Could the elimination of affirmative action policies in American law schools result in more black lawyers being admitted to the bar--perhaps as many as 8.8 percent more? That's the counterintuitive conclusion of a new study by UCLA law professor Richard H. Sander.
The central argument is one that critics of affirmative action have long made: Students admitted to a school under looser standards are, almost by definition, less likely to be prepared to succeed once admitted, undermining whatever benefit the preference was meant to confer. Sander set out to test that notion using data on 27,000 students from the Law School Admission Council. He found that more than half of black students were in the bottom tenth of their classes by the end of their first years. Black students entering law school were 135 percent more likely than their white counterparts not to complete a degree, and among those who did graduate, failure rates on the bar exam after repeated attempts were six times higher.

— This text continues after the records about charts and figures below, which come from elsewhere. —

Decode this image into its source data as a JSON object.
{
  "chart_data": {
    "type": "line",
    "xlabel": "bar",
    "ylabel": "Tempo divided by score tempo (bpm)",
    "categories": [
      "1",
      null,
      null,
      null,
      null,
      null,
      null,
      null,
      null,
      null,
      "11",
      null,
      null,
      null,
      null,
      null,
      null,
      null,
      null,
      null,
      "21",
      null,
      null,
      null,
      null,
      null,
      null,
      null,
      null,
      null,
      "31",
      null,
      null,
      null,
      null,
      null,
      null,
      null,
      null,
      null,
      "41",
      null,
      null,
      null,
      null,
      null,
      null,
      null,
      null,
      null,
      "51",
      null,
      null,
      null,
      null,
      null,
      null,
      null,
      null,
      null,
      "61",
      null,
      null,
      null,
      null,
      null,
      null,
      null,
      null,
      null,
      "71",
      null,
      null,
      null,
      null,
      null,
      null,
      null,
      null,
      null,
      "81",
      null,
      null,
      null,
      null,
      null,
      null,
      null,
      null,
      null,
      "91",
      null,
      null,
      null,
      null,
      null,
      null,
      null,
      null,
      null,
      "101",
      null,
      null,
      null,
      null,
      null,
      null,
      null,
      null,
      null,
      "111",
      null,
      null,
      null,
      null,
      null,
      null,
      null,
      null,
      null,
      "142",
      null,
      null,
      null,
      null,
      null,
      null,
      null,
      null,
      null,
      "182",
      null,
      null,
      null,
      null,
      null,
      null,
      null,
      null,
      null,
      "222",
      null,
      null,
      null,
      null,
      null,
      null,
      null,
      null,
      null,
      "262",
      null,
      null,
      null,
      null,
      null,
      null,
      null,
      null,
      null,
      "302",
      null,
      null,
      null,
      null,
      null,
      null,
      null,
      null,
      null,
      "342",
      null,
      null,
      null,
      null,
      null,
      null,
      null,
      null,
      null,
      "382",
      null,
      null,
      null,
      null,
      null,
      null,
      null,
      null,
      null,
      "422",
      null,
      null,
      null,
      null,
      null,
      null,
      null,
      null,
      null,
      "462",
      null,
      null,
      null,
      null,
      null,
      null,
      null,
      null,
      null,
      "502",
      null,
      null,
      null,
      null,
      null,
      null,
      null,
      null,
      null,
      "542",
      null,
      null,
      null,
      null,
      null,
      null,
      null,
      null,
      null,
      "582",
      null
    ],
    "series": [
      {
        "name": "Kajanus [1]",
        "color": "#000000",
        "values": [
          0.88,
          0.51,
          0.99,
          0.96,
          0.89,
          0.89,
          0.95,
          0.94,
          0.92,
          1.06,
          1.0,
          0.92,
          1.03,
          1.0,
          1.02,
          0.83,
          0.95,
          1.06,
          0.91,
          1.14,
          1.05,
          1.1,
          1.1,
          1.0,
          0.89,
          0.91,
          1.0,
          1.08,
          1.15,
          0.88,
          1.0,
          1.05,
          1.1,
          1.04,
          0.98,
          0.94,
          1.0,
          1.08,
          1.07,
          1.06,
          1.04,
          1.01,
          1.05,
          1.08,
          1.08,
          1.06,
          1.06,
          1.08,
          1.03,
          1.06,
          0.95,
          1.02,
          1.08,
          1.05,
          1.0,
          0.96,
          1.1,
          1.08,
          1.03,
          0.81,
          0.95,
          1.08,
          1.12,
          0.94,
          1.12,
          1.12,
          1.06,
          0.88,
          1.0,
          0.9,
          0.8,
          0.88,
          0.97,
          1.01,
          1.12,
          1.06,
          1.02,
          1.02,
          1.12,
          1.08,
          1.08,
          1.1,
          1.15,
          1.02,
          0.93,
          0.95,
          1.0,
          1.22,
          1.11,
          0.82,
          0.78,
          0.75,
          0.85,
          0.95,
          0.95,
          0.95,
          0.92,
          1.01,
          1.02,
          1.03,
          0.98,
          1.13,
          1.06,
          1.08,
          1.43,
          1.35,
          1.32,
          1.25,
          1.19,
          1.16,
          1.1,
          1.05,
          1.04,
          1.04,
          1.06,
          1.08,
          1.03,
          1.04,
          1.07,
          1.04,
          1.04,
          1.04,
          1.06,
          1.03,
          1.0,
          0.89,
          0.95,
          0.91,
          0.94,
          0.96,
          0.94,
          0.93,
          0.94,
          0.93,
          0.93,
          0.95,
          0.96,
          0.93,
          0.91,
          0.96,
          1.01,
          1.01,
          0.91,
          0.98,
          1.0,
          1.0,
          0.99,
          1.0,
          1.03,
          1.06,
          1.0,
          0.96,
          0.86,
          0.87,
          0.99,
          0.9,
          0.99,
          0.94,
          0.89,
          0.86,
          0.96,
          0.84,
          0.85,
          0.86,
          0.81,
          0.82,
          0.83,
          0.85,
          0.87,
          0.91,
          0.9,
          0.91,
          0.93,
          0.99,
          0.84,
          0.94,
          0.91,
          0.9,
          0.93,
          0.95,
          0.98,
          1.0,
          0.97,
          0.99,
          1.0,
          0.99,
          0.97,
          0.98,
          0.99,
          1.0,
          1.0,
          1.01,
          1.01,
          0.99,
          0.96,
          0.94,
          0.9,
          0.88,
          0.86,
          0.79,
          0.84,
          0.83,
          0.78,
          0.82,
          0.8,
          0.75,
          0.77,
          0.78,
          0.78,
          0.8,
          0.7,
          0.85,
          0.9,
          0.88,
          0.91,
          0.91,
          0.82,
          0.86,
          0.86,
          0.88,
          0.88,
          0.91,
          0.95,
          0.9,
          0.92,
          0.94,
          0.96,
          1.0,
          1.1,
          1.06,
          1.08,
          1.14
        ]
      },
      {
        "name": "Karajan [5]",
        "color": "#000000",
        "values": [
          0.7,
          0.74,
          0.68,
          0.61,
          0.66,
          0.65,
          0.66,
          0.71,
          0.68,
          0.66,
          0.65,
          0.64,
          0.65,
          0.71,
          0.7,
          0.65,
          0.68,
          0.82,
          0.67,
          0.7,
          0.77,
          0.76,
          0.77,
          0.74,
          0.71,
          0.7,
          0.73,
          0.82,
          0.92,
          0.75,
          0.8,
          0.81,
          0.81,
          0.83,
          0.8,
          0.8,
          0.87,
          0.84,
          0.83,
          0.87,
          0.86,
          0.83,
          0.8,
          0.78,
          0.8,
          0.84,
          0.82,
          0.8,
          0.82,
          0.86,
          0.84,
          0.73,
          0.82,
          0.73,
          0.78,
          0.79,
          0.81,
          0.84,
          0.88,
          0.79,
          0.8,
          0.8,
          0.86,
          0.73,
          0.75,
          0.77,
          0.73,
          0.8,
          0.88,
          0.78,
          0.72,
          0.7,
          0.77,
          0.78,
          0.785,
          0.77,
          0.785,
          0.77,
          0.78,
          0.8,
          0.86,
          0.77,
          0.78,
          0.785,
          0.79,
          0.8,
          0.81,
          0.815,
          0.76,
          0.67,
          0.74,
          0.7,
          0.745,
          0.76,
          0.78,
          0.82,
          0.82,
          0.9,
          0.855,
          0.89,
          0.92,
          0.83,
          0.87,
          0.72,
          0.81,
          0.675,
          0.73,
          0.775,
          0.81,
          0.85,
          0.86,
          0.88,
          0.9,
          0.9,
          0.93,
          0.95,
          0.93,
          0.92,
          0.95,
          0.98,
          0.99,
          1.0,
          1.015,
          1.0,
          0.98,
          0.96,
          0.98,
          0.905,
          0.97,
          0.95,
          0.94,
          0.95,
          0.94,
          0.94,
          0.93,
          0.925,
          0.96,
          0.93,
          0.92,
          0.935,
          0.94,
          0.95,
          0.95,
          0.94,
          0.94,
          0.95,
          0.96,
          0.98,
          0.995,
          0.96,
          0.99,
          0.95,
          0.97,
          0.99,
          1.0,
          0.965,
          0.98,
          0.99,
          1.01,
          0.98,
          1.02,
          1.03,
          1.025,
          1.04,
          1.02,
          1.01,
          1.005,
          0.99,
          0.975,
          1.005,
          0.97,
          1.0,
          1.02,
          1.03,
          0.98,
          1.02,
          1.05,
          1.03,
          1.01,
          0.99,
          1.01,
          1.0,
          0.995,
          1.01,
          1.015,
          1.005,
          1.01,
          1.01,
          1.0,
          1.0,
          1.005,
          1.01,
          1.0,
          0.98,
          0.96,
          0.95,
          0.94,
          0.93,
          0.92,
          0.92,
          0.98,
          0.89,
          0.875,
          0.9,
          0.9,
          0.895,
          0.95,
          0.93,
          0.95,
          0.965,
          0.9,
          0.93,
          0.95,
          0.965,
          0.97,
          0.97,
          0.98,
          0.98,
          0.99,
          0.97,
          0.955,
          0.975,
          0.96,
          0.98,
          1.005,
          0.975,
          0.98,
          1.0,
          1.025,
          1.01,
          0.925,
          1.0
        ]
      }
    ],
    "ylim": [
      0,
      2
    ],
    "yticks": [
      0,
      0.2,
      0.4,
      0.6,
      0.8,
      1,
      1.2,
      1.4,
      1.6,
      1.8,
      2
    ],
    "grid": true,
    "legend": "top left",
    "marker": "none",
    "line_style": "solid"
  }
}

Sander projects that, while the elimination of preferences would reduce the number of black students matriculating at--and, to a lesser extent, graduating from--law schools, it would increase the total number passing the bar and going on to practice law. He suggests that most of the net loss in the larger pool would occur at the bottom end, because students denied spots at the most elite schools in the absence of preferences would fill spots in second-tier schools, pushing some students there into their next-choice schools, and so on. That shift to less-elite schools might, paradoxically, improve bar passage rates: Sander argues that students typically learn less (and do far less well) in classes that prove too difficult than they would otherwise be capable of.